The doctors working in the government departments and hospitals get an allowance called Non-Practicing Allowance (NPA). This allowance is paid by the government for not practicing anywhere except the place they are posted. The doctors get an incentive of 25% of the basic pay in the lieu of private practice. Any breach of this rule is dealt with by suspension or the doctor can be asked to continue this job without getting paid until the inquiry commission gives a clean chit.
The tendency adopted by doctors to resort to private practice is getting common. The personal interest of doctors clashes with the public interest. A government doctor is accountable to the public for his services. Various committees have worked on this issue and have stressed that it should be banned. The Bhore committee in 1946, the Kher committee in 1948, the Mudaliar committee in 1961, and the Verma committee in 1975 recommended banning the private practice of government doctors.
Whether the doctors working in government departments should engage in private practice has been a question for over 50 years. The honorable High Courts and the Supreme Court through various cases have set principles which later in time were changed according to the demanding situations.

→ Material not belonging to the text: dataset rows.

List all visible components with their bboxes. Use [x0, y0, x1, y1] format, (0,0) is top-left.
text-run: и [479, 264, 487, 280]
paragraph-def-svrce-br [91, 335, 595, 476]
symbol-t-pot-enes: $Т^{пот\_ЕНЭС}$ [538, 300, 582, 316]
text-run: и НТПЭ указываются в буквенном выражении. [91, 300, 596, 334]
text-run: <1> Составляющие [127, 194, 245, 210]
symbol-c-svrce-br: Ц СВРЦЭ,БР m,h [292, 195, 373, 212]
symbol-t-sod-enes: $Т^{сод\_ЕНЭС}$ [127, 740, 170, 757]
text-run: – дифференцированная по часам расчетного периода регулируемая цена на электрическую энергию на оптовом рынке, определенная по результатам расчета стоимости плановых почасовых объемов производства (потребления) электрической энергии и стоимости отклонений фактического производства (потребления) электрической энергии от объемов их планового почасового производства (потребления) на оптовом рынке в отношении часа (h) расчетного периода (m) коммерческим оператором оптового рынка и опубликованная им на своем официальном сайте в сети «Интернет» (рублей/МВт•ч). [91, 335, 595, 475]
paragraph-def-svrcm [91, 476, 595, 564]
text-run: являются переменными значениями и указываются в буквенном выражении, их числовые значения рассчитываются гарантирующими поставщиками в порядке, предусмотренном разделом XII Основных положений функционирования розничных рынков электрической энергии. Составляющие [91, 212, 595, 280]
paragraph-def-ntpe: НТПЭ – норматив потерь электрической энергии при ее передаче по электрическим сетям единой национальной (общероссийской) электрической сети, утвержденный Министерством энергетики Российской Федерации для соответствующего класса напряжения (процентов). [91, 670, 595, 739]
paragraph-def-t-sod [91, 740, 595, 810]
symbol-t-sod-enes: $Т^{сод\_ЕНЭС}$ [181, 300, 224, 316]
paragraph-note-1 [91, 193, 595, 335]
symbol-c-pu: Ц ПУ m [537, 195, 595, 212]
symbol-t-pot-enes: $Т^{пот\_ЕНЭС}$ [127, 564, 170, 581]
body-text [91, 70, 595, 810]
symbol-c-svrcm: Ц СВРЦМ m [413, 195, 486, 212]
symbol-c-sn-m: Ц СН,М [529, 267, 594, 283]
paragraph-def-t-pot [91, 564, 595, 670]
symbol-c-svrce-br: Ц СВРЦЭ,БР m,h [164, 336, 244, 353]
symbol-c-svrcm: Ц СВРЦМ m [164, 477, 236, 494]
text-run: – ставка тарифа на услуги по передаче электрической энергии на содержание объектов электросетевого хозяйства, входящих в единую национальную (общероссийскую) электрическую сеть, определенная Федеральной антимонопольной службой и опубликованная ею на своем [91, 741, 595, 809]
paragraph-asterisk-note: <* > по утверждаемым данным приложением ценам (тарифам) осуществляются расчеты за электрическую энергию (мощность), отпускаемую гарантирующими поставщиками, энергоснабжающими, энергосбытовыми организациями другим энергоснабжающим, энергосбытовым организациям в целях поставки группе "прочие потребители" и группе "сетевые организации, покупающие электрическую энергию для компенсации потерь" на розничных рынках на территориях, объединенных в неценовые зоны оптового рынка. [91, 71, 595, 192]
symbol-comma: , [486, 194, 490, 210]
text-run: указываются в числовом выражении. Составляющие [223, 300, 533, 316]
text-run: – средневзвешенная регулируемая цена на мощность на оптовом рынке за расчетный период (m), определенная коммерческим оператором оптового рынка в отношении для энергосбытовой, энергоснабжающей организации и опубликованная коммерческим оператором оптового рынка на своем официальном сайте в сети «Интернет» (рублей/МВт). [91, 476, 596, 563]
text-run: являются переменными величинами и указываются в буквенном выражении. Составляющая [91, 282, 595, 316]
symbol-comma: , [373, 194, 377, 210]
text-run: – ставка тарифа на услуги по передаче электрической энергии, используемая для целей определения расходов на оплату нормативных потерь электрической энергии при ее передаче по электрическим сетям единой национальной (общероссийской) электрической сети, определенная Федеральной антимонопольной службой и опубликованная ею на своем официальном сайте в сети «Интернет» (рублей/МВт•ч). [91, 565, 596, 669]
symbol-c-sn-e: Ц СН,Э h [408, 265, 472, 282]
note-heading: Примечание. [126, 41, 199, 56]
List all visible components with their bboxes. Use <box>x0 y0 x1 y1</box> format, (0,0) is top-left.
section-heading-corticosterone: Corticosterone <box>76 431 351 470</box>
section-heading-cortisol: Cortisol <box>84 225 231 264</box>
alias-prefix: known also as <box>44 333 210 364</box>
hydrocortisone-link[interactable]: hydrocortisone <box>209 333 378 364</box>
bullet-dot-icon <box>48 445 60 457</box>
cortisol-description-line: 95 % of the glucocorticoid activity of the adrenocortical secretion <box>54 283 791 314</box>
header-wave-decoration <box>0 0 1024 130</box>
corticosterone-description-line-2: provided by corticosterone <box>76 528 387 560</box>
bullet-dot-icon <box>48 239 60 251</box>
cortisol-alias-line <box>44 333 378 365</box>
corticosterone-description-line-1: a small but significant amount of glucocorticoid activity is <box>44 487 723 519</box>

In the year 2011, two doctors from Punjab were booked under the section 13 1(d) of the Prevention of Corruption Act and section 168 of the Indian Penal Code on the basis of a complaint filed by a person who alleged that that both the doctors were charging Rupees 100 as fees from patients in an evening private clinic. A two-judge bench consisting of Justice Markandey Katju and Justice Gyan Sudha Misra at the Supreme Court, defied the ban on private practice and charging of consultation fee from patients in a private clinic could neither fall under the scope of indulging in trade nor under the anti-corruption law, at the most, a departmental action can be taken against them. It would fall under the ambit of misconduct to be dealt with under service rules, but would not constitute a criminal offense.
Any anti-corruption can be taken against such doctor when he asks for a favor in kind or cash from the patient in performing his duties while working at a post set by the government, no action lies for any practice after usual working hours on that post. Further, the bench said that charging a fee while doing private practice cannot be held to be illegal gratification as the same obviously is the amount charged towards professional remuneration. But in any case, a doctor charged fees for extending medical help and in doing that by the way of his professional duty, the same would amount to illegal gratification.
But with the changing time, States in India are allowing the doctors for private practice. In the case of P.K.Gangadharan Nair v. State of Kerala, the petitioner contended that if the proposed ban is imposed, then it violates the article 21 of the Constitution of India as many patients don’t get a right to get medical treatment from a doctor of his choice. Government by making such bans clearly violates this provision.
In 2016, in the case of V. Aarthi v. State of Tamil Nadu, the petition for the ban of private practice was banned by the Madras High Court. The State of Madhya Pradesh also gave allowance to private practices by doctors after the usual office hours.
There is no law in India that prescribes for whether government doctors should resort to private practices or not. Some states in India gave a green chit to it and some, on the other hand, are still against it. Doing private practice does not resort to the criminal offense but it is dealt with under violation of service rules.